Ты стоишь вполоборота,
Навострил своё чутьё.
Пролетело мимо что-то:
Мимо – значит, не твоё.
(…)

Просвистело, не задело,
Воздух завихрив слегка,
Не твоё, а чьё-то дело,
Видимо, издалека.

И не нужно соучастья,
И умерь своё чутьё.
Пролетело мимо счастье…
Мимо – значит, не твоё.

Здесь на сто процентов выражена мировоззренческая позиция созерцателя, лишённого зависти к чьим-либо успехам и любопытству к подробностям чужой жизни. «Живи своей судьбой, – словно бы говорит поэт своему читателю, – слушай лишь своё сердце». В данном случае абсолютно верен постулат, что поэт – это судьба, поскольку у Александра Суворова слово никогда не расходится с делом, а только подтверждает его. Не помню, чтобы Саша когда-нибудь кого-то публично поучал или воспитывал, чтобы как-то отчитывал молодых авторов или пенял им на нерадивость и ошибки, не могу его представить и вовлечённым в шумный азартный спор, в котором ничего, кроме ссоры, родиться не может. Будучи по профессии журналистом и блестящим редактором, многие годы проработавшим в республиканской газете «Красное знамя», а затем в Коми книжном издательстве, поэт тем не менее не превратился ни в сухого педанта, ни в занудливого буквоеда, развив и упрочив в себе интеллигентность, широту взглядов и уважение к любому собеседнику. Точно так же лишены менторства и прямолинейной назидательности и его стихи, и хотя в них сильна нравственная основа и в какой-то степени воспитательная подоплёка (как в любом, впрочем, произведении искусства!), однако тонкость подачи, самоирония и счастливый дар поэта говорить сердцем делают их не нравоучительными догмами, но философскими жемчужинами, которые светят прямиком в читательскую душу:

Нет, не миновала эра хамов,
И ещё далёк последний суд,
Но златые луковицы храмов
На бесплодной почве не растут.
(…)

И пока молитвами святыми
Тихо возвышаются сердца,
Не угаснет в хаосе и дыме
Вера в милость и любовь Отца.
(«Нет, не миновала эра хамов…»)

Таким образом все те положительные качества, которые присутствуют в Сашином характере, прекрасно проявлены и в его стихах – они все плоть от плоти его сердечной глубины и доброй (а порой так и острой!) ироничности, его несуетной основательности, истинно мужской порядочности и надёжности.
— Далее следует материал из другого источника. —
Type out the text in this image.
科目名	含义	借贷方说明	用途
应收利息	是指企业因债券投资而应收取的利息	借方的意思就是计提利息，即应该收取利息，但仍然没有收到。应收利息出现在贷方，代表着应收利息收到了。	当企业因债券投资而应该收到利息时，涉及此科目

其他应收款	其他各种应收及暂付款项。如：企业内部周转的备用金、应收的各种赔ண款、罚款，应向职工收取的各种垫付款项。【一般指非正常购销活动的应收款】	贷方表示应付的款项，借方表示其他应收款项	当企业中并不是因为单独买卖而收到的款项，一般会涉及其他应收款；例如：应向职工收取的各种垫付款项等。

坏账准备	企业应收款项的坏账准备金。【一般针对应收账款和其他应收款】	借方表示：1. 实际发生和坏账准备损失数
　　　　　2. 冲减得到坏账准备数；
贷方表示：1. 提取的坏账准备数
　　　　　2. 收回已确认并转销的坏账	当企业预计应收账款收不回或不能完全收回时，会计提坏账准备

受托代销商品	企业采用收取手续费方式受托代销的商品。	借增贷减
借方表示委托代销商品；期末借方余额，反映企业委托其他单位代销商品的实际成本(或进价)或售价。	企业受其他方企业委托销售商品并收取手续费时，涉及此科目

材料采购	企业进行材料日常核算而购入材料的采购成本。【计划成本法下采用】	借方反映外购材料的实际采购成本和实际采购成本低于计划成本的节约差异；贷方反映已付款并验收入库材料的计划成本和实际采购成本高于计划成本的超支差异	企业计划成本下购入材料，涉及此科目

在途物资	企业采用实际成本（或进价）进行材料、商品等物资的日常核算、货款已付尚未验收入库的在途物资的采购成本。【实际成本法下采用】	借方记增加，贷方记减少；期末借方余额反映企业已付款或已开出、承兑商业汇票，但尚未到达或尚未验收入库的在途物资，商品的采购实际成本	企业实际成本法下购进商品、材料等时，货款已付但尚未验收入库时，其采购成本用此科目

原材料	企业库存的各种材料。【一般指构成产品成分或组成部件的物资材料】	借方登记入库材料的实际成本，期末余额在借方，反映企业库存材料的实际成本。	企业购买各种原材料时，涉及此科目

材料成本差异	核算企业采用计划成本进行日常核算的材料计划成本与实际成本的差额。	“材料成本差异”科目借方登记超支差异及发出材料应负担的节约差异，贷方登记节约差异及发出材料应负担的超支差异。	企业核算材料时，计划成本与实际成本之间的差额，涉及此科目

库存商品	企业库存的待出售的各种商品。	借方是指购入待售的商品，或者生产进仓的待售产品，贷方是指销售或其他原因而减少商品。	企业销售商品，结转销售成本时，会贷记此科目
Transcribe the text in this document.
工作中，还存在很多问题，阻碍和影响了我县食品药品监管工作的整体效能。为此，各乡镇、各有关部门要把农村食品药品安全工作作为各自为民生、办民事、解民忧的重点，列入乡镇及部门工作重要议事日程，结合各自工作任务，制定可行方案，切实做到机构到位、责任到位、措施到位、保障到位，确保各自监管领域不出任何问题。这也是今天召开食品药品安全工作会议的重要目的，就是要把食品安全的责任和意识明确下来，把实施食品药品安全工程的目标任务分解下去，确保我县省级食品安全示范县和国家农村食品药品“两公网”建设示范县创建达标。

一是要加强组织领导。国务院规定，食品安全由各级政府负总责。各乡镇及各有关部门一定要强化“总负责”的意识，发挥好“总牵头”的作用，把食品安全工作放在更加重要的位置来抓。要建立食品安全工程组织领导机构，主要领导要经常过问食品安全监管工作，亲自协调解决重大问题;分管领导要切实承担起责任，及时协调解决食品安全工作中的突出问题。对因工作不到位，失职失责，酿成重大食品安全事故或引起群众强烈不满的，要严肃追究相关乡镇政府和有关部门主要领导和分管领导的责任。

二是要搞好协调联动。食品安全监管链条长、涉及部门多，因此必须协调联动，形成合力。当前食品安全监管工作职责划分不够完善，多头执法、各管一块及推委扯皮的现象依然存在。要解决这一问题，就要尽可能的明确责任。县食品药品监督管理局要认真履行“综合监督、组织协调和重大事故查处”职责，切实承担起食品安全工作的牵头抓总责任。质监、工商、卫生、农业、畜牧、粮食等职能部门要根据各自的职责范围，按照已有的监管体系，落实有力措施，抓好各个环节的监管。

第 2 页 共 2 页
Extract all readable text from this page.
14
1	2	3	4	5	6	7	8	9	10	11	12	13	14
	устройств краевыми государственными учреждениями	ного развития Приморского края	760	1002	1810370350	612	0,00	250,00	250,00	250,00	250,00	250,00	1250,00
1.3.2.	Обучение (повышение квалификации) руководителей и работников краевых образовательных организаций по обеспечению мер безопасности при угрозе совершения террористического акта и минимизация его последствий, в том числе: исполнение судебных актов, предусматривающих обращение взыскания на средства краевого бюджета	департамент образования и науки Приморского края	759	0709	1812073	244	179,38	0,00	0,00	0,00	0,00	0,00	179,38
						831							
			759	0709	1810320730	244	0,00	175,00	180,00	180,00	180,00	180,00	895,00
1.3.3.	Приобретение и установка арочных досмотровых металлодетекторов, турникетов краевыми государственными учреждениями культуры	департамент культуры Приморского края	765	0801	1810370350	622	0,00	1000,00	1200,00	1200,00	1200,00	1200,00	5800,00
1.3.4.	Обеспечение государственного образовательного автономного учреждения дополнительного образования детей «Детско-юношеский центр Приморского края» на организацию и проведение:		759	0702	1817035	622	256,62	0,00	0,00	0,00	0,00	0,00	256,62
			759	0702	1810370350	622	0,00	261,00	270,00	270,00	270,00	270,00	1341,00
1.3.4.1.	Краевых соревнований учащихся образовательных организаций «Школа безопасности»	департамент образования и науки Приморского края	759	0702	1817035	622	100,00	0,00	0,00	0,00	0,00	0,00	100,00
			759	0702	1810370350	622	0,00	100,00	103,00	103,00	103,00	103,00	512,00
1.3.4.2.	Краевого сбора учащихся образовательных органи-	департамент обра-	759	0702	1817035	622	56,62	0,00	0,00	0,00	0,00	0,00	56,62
Хотя ему как любому лирику присущи и порывистые эмоции, и душевные метания, и поиски себя – особенно в его православных, духовных стихах:

Когда загонит в угол бес
И впору застрелиться,
Не докричаться до Небес,
Но можно домолиться. (…)
(«Когда загонит в угол бес…»)

Или – вот такое ёмкое, исчерпывающее четверостишие:

Неизменна Всевышняя мера –
Зря вы, слабые, круть да верть.
За пределами знания – вера.
За пределами веры – смерть.

И – такое:

Добряки – под ангельским приглядом.
Злыдней черти исподволь пасут.
Неужели поведут их рядом
После жизни на Небесный суд?

Да это и не удивительно, ведь Александр Суворов – правнук и внук православных священников, и для него тема веры, нравственного выбора и связи человеческого «Я» с историей народа одна из наиважнейших в творчестве:

(…)
Долгий путь, короткая дорога –
От неверья к честной вере в Бога,
От унынья и тоски к смиренью,
От душевной темноты к горенью.
Этот путь, томим Небесной жаждой,
Одолеть обязан в жизни каждый.
И шагаем мы вперёд упрямо
К Богу – кто извилисто, кто прямо.
(«Постижение»)

И всё-таки я не до конца понимала суворовскую музу, не ощущала на полную мощь её звучания, пока не случилось в моих руках его первой книги «Чёрный ящик». Это был 95-й год, книга была подарена автором мне лично, и открыла я её в дороге – то ли в самолёте, то ли в поезде по пути в Воркуту. Помню ожог, который получила от этого чтения – ибо сразу почувствовала, что соприкоснулась с большой поэзией, с целой вселенной, крайне независимой, монолитно скроенной, свободной в своих проявлениях – и духовно, метафорически, идейно очень русской, очень православной, очень корневой. Помню, как огнево дохнули на меня строки стихотворения «Вечный двигатель», разом переворачивающие душу:

Как ни прячься по запечьям,
Как душою ни криви –
Бьётся в сердце человечьем
Вечный двигатель любви.
(…)

Он невидимо и тайно
В каждой крутится судьбе…
Только бы его случайно
Не разбить в самом себе.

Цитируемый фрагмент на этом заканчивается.